19 Mayıs 2015

Groeneveld Sharapova'ya Nihayet Dokundu


 Sven Groeneveld'in Maria Sharapova'nın yeni antrenörü olmasına çok sevinmiştim. Çünkü WTA Turu'ndaki hemen her oyuncunun ekibinde görmek için can attığı bir isimle birlikte çalışmak Rus yıldız için büyük bir ayrıcalıktı. 

 Groeneveld'in Sharapova'nın vuruşlarını çeşitlendirebileceğini ve ona daha yüksek seviyede bir tenis oynatabileceğini düşünüyordum. Fakat aradan belli bir müddet geçtikten sonra Rus tenisçinin oyun anlamında yerinde saydığını görünce bu yöndeki ümidimi yitirmiştim. Ne var ki geçen hafta şampiyonluğa ulaştığı Roma Açık'ta attığı kısa toplar, ben dahil izleyen herkesin ağzını açık bıraktı. 

 Kısa top ya da "drop shot" üst düzey teknik beceri gerektiren bir vuruştur. Bu vuruşu başarılı bir şekilde uygulayabilmek için evvela çok hassas ellere sahip olmalısınız. Zira topu hem kortun karşısına geçirmek hem de fileye mümkün olan en yakın yere indirmek zorundasınız. Bununla birlikte vuruşu son ana kadar gizlemek ve en doğru pozisyonda uygulamak gerekiyor ki rakibinizin topa yetişme şansı azalsın. İşte tüm bunları Sharapova gibi teknik kapasitesi son derece kısıtlı bir oyuncuya yaptırabilmek gerçek bir antrenörlük başarısıdır. 

 Bir antrenörün Roger Federer gibi mükemmel bir fundamentale sahip, istisnasız her vuruşu kusursuz bir şekilde uygulayabilen bir oyuncuya öğretebileceği bir şey yoktur. Ancak koçluğunu yaptığınız isim Sharapova gibi biriyse onun oyununa dokunmanız beklenir. Nihayet Groeneveld'den o dokunuşu gördük.

11 Mayıs 2015

Marsel İlhan'ın İkinci Baharı


 Dünya sıralamasında ilk 100'e ilk girişinin ardından kariyeri serbest düşüşe geçen Marsel İlhan, kısa bir süre öncesine kadar sosyal medyadaki ergenlerin bir numaralı alay malzemesiydi. Milli tenisçi, bu sezon çizdiği başarılı grafikle sadece ilk 100'e geri dönmedi, aynı zamanda kendisini aşağılayan bu cahil takımını da utandırdı.

 Marsel ilk 100'e girerek Türk tenisinde yeni bir çığır açtığında sene 2010'du.

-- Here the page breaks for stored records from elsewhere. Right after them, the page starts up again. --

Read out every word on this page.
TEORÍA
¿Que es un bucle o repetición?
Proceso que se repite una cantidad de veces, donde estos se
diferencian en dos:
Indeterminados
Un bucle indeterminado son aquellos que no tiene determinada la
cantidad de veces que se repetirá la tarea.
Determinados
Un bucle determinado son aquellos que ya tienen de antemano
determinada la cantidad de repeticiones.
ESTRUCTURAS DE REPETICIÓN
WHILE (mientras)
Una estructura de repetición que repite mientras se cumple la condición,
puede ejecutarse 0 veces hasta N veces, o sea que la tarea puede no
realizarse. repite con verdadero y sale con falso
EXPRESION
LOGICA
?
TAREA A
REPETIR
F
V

Aradan geçen yıllar ise kendisi adına bir hayli çalkantılı oldu. 2011'in başlarında aldığı şanssız ve moral bozucu mağlubiyetlerle gardı düşen tenisçimiz, ertesi yıl ani bir kararla Can Üner'le yollarını ayırıp Erhan Oral'la çalışmaya başladı ve uzun bir süre iflah olamadı.

 Sayın Oral'ı kişisel olarak tanımıyorum. Dolayısıyla kendisinin nasıl bir çalıştırıcı olduğu konusunda yorum yapacak yetkinlikte değilim. Ancak hem Pemra Özgen hem de Marsel'in Oral'dan ayrıldıktan sonra çıkışa geçmiş olmaları kendisinin antrenörlüğüyle ilgili pek olumlu bir intiba uyandırmıyor. Bu nedenle Marsel'in yaşadığı düşüşte onun da ciddi bir payı olabileceğini düşünüyorum.

 İlk 100'e girmek elbette çok büyük bir başarı. Fakat asıl maharet, burada tutunabilmekte. Ne mutlu ki Marsel de dünya 13 numarasını devirdiği bu sezonda Stanislas Wawrinka ve Novak Djokovic gibi iki elit oyuncunun ardından şimdi de Rafael Nadal'la oynama şansını yakalayarak bu seviyede kalıcı olacağına dair net sinyaller veriyor. 

 Son tahlilde artık Türkiye'nin de gerçek manada bir ilk 100 tenisçisine sahip olduğunu söyleyebiliriz. Grand Slam ve Masters turnuvaları gibi büyük organizasyonlarda bizden de bir ismin ana tabloda yer alıyor olması büyük bir keyif. Bize bu keyfi yaşatan Marsel'e ne kadar teşekkür etsek az. Yolu açık olsun, yürüyedursun Marsel'imiz.